Kid jokes
Why don't catholic kids lose their virginity in their 20's?
Because they lost it to a priest when they were 5
The depressed kid at school tried giving the tree a high five.
It left him hanging.
How many emo kids does it take to screw in a lightbulb? None, they all sit in the dark and cry.
To teach kids about democracy, I let them vote on dinner. They picked tacos. Then I made pizza because they don’t live in a swing state.
You’re not completely useless. You can always be used as a bad example.
I think my family is racist.
I brought a black girl home, and my wife went crazy and told me to pack my bags, and my kids were upset.
I asked a kid at my work where his parents were. He started crying. Man, I don't know what I did. I'll ask another kid at the orphanage.
What has eight legs and leaves kids alone? The Jackson 4.
What’s a kid with Down syndrome's favorite candy... Grunts.
I went to go hang out with the emo kids, but they already did.
When you forget the pinata at the birthday party. The kids: "Aww man." But the emo kid just hung himself. Kids: "Yaaaaayyy." Parents: "Adjust, improvise, overcome, that is the way."

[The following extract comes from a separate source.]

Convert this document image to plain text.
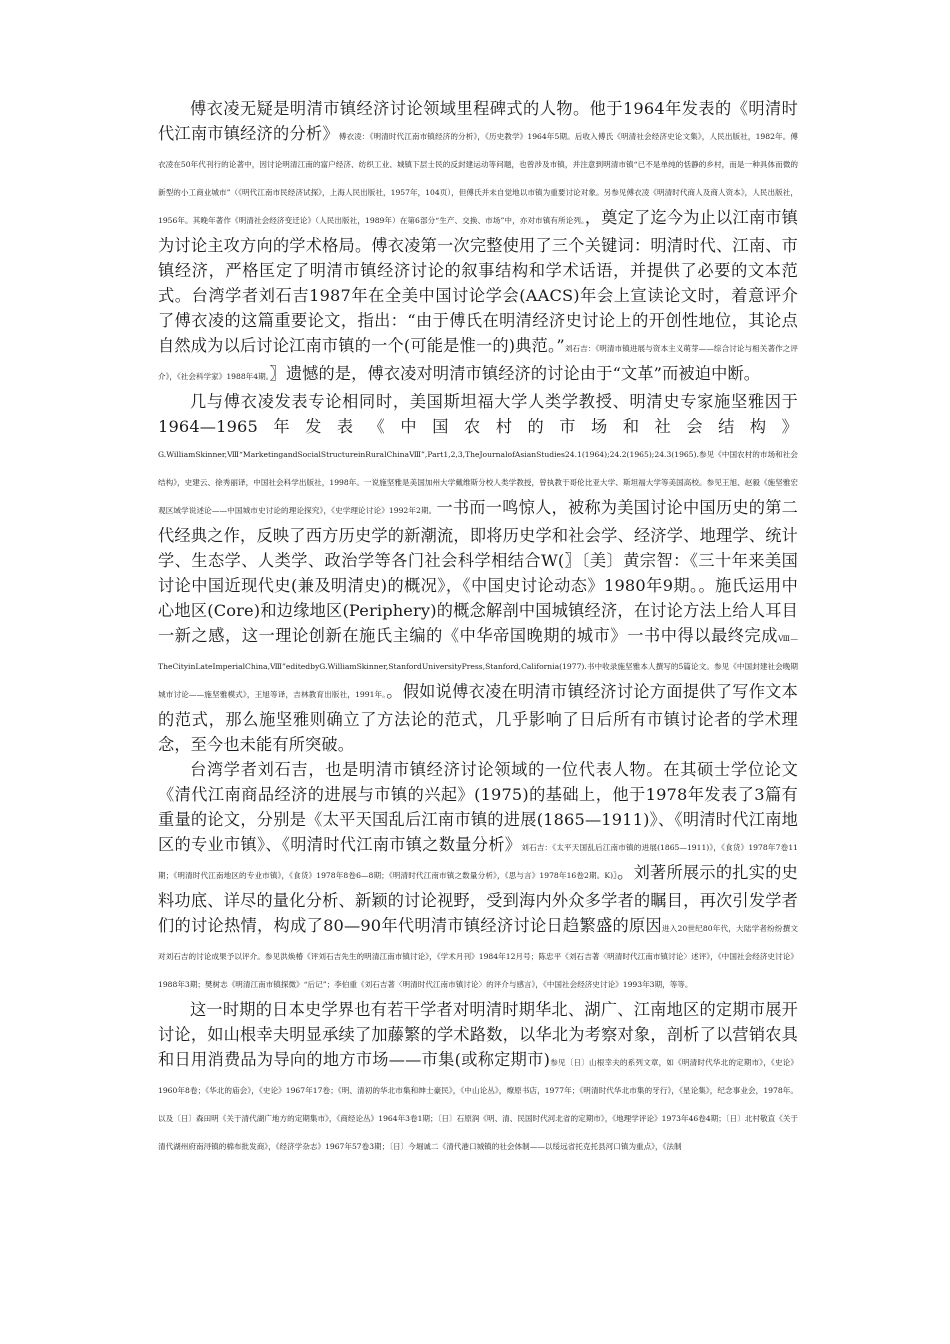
傅衣凌无疑是明清市镇经济讨论领域里程碑式的人物。他于1964年发表的《明清时代江南市镇经济的分析》傅衣凌：《明清时代江南市镇经济的分析》，《历史教学》1964年5期。后收入傅氏《明清社会经济史论文集》，人民出版社，1982年。傅衣凌在50年代刊行的论著中，因讨论明清江南的富户经济、纺织工业、城镇下层士民的反封建运动等问题，也曾涉及市镇，并注意到明清市镇“已不是单纯的恬静的乡村，而是一种具体而微的新型的小工商业城市”（《明代江南市民经济试探》，上海人民出版社，1957年，104页），但傅氏并未自觉地以市镇为重要讨论对象。另参见傅衣凌《明清时代商人及商人资本》，人民出版社，1956年。其晚年著作《明清社会经济变迁论》（人民出版社，1989年）在第6部分“生产、交换、市场”中，亦对市镇有所论列。，奠定了迄今为止以江南市镇为讨论主攻方向的学术格局。傅衣凌第一次完整使用了三个关键词：明清时代、江南、市镇经济，严格匡定了明清市镇经济讨论的叙事结构和学术话语，并提供了必要的文本范式。台湾学者刘石吉1987年在全美中国讨论学会(AACS)年会上宣读论文时，着意评介了傅衣凌的这篇重要论文，指出：“由于傅氏在明清经济史讨论上的开创性地位，其论点自然成为以后讨论江南市镇的一个(可能是惟一的)典范。”刘石吉：《明清市镇进展与资本主义萌芽——综合讨论与相关著作之评介》，《社会科学家》1988年4期。〗遗憾的是，傅衣凌对明清市镇经济的讨论由于“文革”而被迫中断。

几与傅衣凌发表专论相同时，美国斯坦福大学人类学教授、明清史专家施坚雅因于1964—1965年发表《中国农村的市场和社会结构》G.WilliamSkinner,Ⅷ“MarketingandSocialStructureinRuralChinaⅧ”,Part1,2,3,TheJournalofAsianStudies24.1(1964);24.2(1965);24.3(1965).参见《中国农村的市场和社会结构》，史建云、徐秀丽译，中国社会科学出版社，1998年。一说施坚雅是美国加州大学戴维斯分校人类学教授，曾执教于哥伦比亚大学、斯坦福大学等美国高校。参见王旭、赵毅《施坚雅宏观区域学说述论——中国城市史讨论的理论探究》，《史学理论讨论》1992年2期。一书而一鸣惊人，被称为美国讨论中国历史的第二代经典之作，反映了西方历史学的新潮流，即将历史学和社会学、经济学、地理学、统计学、生态学、人类学、政治学等各门社会科学相结合W(〗〔美〕黄宗智：《三十年来美国讨论中国近现代史(兼及明清史)的概况》，《中国史讨论动态》1980年9期。。施氏运用中心地区(Core)和边缘地区(Periphery)的概念解剖中国城镇经济，在讨论方法上给人耳目一新之感，这一理论创新在施氏主编的《中华帝国晚期的城市》一书中得以最终完成Ⅷ—TheCityinLateImperialChina,Ⅷ”editedbyG.WilliamSkinner,StanfordUniversityPress,Stanford,California(1977).书中收录施坚雅本人撰写的5篇论文。参见《中国封建社会晚期城市讨论——施坚雅模式》，王旭等译，吉林教育出版社，1991年。。假如说傅衣凌在明清市镇经济讨论方面提供了写作文本的范式，那么施坚雅则确立了方法论的范式，几乎影响了日后所有市镇讨论者的学术理念，至今也未能有所突破。

台湾学者刘石吉，也是明清市镇经济讨论领域的一位代表人物。在其硕士学位论文《清代江南商品经济的进展与市镇的兴起》(1975)的基础上，他于1978年发表了3篇有重量的论文，分别是《太平天国乱后江南市镇的进展(1865—1911)》、《明清时代江南地区的专业市镇》、《明清时代江南市镇之数量分析》刘石吉：《太平天国乱后江南市镇的进展(1865—1911)》，《食货》1978年7卷11期；《明清时代江南地区的专业市镇》，《食货》1978年8卷6—8期；《明清时代江南市镇之数量分析》，《思与言》1978年16卷2期。K)〗。刘著所展示的扎实的史料功底、详尽的量化分析、新颖的讨论视野，受到海内外众多学者的瞩目，再次引发学者们的讨论热情，构成了80—90年代明清市镇经济讨论日趋繁盛的原因进入20世纪80年代，大陆学者纷纷撰文对刘石吉的讨论成果予以评介。参见洪焕椿《评刘石吉先生的明清江南市镇讨论》，《学术月刊》1984年12月号；陈忠平《刘石吉著〈明清时代江南市镇讨论〉述评》，《中国社会经济史讨论》1988年3期；樊树志《明清江南市镇探微》“后记”；李伯重《刘石吉著〈明清时代江南市镇讨论〉的评介与感言》，《中国社会经济史讨论》1993年3期，等等。

这一时期的日本史学界也有若干学者对明清时期华北、湖广、江南地区的定期市展开讨论，如山根幸夫明显承续了加藤繁的学术路数，以华北为考察对象，剖析了以营销农具和日用消费品为导向的地方市场——市集(或称定期市)参见〔日〕山根幸夫的系列文章，如《明清时代华北的定期市》，《史论》1960年8卷；《华北的庙会》，《史论》1967年17卷；《明、清初的华北市集和绅士豪民》，《中山论丛》，燎原书店，1977年；《明清时代华北市集的牙行》，《星论集》，纪念事业会，1978年。以及〔日〕森田明《关于清代湖广地方的定期集市》，《商经论丛》1964年3卷1期；〔日〕石原润《明、清、民国时代河北省的定期市》，《地理学评论》1973年46卷4期；〔日〕北村敬直《关于清代湖州府南浔镇的棉布批发商》，《经济学杂志》1967年57卷3期；〔日〕今堀诚二《清代港口城镇的社会体制——以绥远省托克托县河口镇为重点》，《法制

A few kids were talking about how big their houses were. Kids were pointing to huge houses and huge apartments. One little boy said, "Bet I have the biggest home." To everyone's surprise, he pointed right towards the massive orphanage.
My teacher: If you could go anywhere, where would you go?
Me: Demon Slayer.
My teacher: Why?
The quiet kid: TO GET EATEN BY A DEMON OR BECOME ONE!!!
If you were driving when all of a sudden a young kid and an old man run right in front of you, what do you hit?
The brakes, you sick bastard.
What do Kurt Cobain and an emo kid have in common?
They both smell like "Teen Spirit."
what did the suicidal kid say to the tree?
don't leave me hanging.
What’s a depressed kid's favorite game? Hangman.
That poor kid, he was fine until I bought him a mother's day card for his mum. The second he saw it, he burst out crying...
When the quiet kid has an argument with the school shooter, and you didn't get to pull out the AK.
What do you call a kid in a wheelchair coming out of a building on fire? Hot wheels.
What's a pedophile's favorite fast food meal?
In-N-Out of kids.
If a deaf kid swears in sign language, does his mom wash his hands with soap?